Ia ingin menyangkal, ingin menolak, ingin pulang saja. Tapi tubuhnya tidak lagi memberi ruang untuk keras kepala.
“Baik, Dok…”
Setelah menutup telepon, ia berdiri pelan dan keluar dari klinik. Matanya terasa berat. Kakinya gemetar.
Ia memanggil taksi online.
Selama perjalanan, kontraksi halus muncul lagi. Dadanya terasa sesak. Ia menunduk, memeluk tasnya erat-erat.
“Bu, mau dicepetin?” tanya driver ketika melihat wajah Nayara yang memucat.
Nayara hanya mengangguk.
Ia tidak tahu apakah ia akan sampai tepat waktu.
Satu jam kemudian – Rumah Sakit Pratama Harapan
Nayara dipandu perawat menuju ruang perawatan khusus ibu hamil risiko tinggi. Dokter Ardi datang beberapa menit kemudian, wajahnya serius.
“Kamu harus rawat inap,” katanya tanpa basa-basi. “Bayi kamu baik, tapi tubuh kamu tidak stabil.”
Nayara mencoba tersenyum kecil. “Cuma beberapa hari, ya, Dok?”
“Tergantung kondisi kamu.”
Ia merasa duniannya makin menutup.
Dokter Ardi menatapnya penuh pengertian.
“Kamu tidak sendiri di sini. Semua kebutuhan kamu saya uruskan. Tidak perlu khawatir soal biaya.”
Nayara tahu siapa yang ia maksud.
Dan itu membuat hatinya semakin berat.
“Dok… jangan beritahu Pak Rendra.”
Dokter Ardi berhenti menulis.
“Nayara,” katanya pelan, “ini bukan saatnya menyembunyikan keadaan.”

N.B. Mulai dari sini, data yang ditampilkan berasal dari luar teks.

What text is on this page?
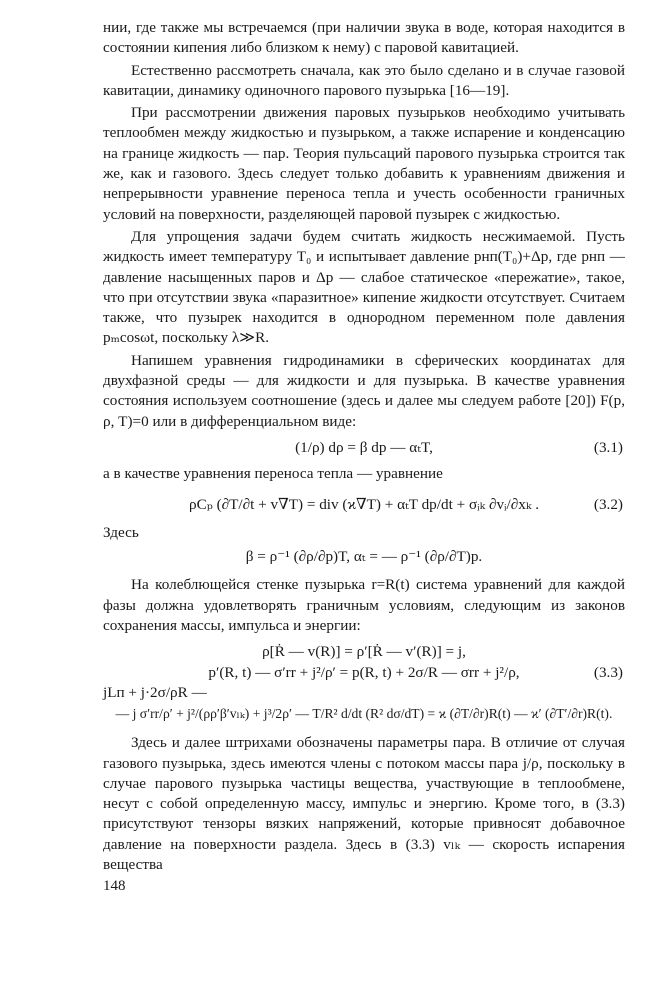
нии, где также мы встречаемся (при наличии звука в воде, которая находится в состоянии кипения либо близком к нему) с паровой кавитацией.

Естественно рассмотреть сначала, как это было сделано и в случае газовой кавитации, динамику одиночного парового пузырька [16—19].

При рассмотрении движения паровых пузырьков необходимо учитывать теплообмен между жидкостью и пузырьком, а также испарение и конденсацию на границе жидкость — пар. Теория пульсаций парового пузырька строится так же, как и газового. Здесь следует только добавить к уравнениям движения и непрерывности уравнение переноса тепла и учесть особенности граничных условий на поверхности, разделяющей паровой пузырек с жидкостью.

Для упрощения задачи будем считать жидкость несжимаемой. Пусть жидкость имеет температуру T₀ и испытывает давление pнп(T₀)+Δp, где pнп — давление насыщенных паров и Δp — слабое статическое «пережатие», такое, что при отсутствии звука «паразитное» кипение жидкости отсутствует. Считаем также, что пузырек находится в однородном переменном поле давления pₘcosωt, поскольку λ≫R.

Напишем уравнения гидродинамики в сферических координатах для двухфазной среды — для жидкости и для пузырька. В качестве уравнения состояния используем соотношение (здесь и далее мы следуем работе [20]) F(p, ρ, T)=0 или в дифференциальном виде:

(1/ρ) dρ = β dp — αₜT,	(3.1)

а в качестве уравнения переноса тепла — уравнение

ρCₚ (∂T/∂t + v∇T) = div (ϰ∇T) + αₜT dp/dt + σᵢₖ ∂vᵢ/∂xₖ .	(3.2)

Здесь

β = ρ⁻¹ (∂ρ/∂p)T, αₜ = — ρ⁻¹ (∂ρ/∂T)p.

На колеблющейся стенке пузырька r=R(t) система уравнений для каждой фазы должна удовлетворять граничным условиям, следующим из законов сохранения массы, импульса и энергии:

ρ[Ṙ — v(R)] = ρ′[Ṙ — v′(R)] = j,
p′(R, t) — σ′rr + j²/ρ′ = p(R, t) + 2σ/R — σrr + j²/ρ,	(3.3)
jLп + j·2σ/ρR —
— j σ′rr/ρ′ + j²/(ρρ′β′vₗₖ) + j³/2ρ′ — T/R² d/dt (R² dσ/dT) = ϰ (∂T/∂r)R(t) — ϰ′ (∂T′/∂r)R(t).

Здесь и далее штрихами обозначены параметры пара. В отличие от случая газового пузырька, здесь имеются члены с потоком массы пара j/ρ, поскольку в случае парового пузырька частицы вещества, участвующие в теплообмене, несут с собой определенную массу, импульс и энергию. Кроме того, в (3.3) присутствуют тензоры вязких напряжений, которые привносят добавочное давление на поверхности раздела. Здесь в (3.3) vₗₖ — скорость испарения вещества

148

“Saya tidak mau Ibu Karina salah paham,” jawab Nayara lirih. “Kalau dia tahu saya rawat inap dan Rendra bayar semua, dia pasti makin sakit.”
Dokter Ardi menghela napas, tapi tidak memaksa. “Baik. Untuk sementara saya tidak akan hubungi dia.”
Namun saat perawat memasang infus, Nayara merasakan gelombang nyeri menyerang lagi. Ia menggigit bibir, menahan suara.
Air mata jatuh tanpa bisa ia tahan.
Dalam hatinya, hanya satu kalimat yang berulang:
“Aku sendirian… di antara dua dunia.”
Dunia yang ia masuki demi menyelamatkan adiknya.
Dan dunia tempat ia harus pergi setelah melahirkan.
Tak ada tempat ia benar-benar bisa bernaung.
Ketika malam datang dan lampu kamar perawatan diredupkan, Nayara memeluk perutnya erat-erat. Bayinya menendang pelan, seolah ikut merasakan kecemasannya.
“Maaf ya, Nak… Ibu kuat, kok,” bisiknya, meski ia tahu ia sendiri tidak yakin.
Saat ia memejamkan mata, air mata kembali mengalir.
Bukan hanya karena sakit.
Bukan hanya karena takut.
Tapi karena untuk pertama kalinya… ia merasakan betapa beratnya mengandung di tengah hati yang tidak punya tempat pulang.